The employees were mostly women, and all thin as swizzle sticks, with fussed-over hair and makeup, but Madame catered to women who were so over the usual plus sizes that they had real difficulties finding anything to fit them in the stores, and even if they could find something, it usually had all the style of a paper bag. The Madame woman, according to a profile Sara herself had recently written, was educated and style conscious. She held a good job, and was married or had a steady boyfriend who thought she looked great and sexy just the way she was, and who in fact approved of the larger woman’s own unique beauty. The Madame woman had size 55 hips and a 40-inch bust, but the models for the catalog were only slightly overweight, which made even the synthetic fabrics Madame used look chic. Madame got lots of adoring letters from their customers, and only a rare letter complaining about the models, but every time there was one, Sara brought it to her boss. “Why can’t we use real-sized models?” she asked, fanning the letter. “Why can’t we celebrate size?”

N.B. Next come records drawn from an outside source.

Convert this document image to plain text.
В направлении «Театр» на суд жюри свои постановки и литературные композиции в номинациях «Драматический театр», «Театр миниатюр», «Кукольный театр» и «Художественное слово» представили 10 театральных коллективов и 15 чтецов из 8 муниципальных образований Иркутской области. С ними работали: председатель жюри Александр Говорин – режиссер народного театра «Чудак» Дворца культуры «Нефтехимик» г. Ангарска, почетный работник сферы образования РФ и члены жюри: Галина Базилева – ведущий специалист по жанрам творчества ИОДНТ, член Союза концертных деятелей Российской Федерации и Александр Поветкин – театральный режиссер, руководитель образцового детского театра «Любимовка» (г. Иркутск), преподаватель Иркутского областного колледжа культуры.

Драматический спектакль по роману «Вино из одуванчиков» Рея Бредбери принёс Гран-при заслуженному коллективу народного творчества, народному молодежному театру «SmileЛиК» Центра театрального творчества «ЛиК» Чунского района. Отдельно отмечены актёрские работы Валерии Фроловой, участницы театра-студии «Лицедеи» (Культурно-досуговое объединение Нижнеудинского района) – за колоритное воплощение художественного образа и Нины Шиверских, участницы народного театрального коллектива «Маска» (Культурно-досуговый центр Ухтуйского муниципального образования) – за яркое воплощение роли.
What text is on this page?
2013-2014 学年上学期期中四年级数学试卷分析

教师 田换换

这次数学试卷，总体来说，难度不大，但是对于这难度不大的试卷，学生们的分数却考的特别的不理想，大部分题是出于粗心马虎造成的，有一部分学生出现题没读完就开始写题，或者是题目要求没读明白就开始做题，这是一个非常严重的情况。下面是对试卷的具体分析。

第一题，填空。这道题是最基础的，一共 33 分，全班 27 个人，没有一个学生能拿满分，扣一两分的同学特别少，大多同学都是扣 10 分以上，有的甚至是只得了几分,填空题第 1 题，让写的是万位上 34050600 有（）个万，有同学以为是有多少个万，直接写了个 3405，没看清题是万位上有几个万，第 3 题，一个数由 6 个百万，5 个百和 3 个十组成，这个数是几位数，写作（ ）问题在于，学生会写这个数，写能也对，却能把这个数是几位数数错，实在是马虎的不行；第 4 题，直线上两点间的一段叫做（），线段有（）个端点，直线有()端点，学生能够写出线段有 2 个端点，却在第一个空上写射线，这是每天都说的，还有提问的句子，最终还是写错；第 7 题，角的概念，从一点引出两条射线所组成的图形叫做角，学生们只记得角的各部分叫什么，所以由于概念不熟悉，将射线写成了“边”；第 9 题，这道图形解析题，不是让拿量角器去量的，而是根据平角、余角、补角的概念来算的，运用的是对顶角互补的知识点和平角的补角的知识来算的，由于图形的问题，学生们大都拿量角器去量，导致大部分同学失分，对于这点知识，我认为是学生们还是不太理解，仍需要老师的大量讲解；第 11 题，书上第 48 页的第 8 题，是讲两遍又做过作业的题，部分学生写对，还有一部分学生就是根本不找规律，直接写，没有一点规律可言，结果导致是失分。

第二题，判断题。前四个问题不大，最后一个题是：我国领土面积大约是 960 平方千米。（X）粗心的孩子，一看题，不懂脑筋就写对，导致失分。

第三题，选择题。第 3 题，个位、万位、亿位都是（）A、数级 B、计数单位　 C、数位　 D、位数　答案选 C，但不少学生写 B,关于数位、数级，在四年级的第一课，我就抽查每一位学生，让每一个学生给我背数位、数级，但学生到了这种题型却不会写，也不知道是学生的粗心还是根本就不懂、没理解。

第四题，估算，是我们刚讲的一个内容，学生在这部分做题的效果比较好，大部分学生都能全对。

“We’re selling fantasy,” Sara’s boss told her. “Fantasy sells.”
She knew it. She went back to her desk, crumpling the letter into a ball, tossing it into the trash. They loved Sara at Madame because they thought she understood the client, but what Sara understood was the yearning to accept who you were coupled with the yearning to be someone else. What she wrote to was that desire to believe anything that might make you feel better, the need not to see what might be painful to you.
Sara could name a line of clothing in five minutes instead of the two weeks it usually took everyone else, she could write an entire spring catalog in three days when it might take others a month, and she was the fastest typist anyone had ever seen. She didn’t take half-hour breaks or go with groups to the ladies’ room, lolling on the snazzy red leather couch in there, gossiping and reapplying makeup. She didn’t make more than a few personal phone calls to her friends a day. Instead, she mainly stayed at her desk, working so intently you could call her name and she wouldn’t hear you. You could tap her on the shoulder and she would start, not even realizing you were there watching her.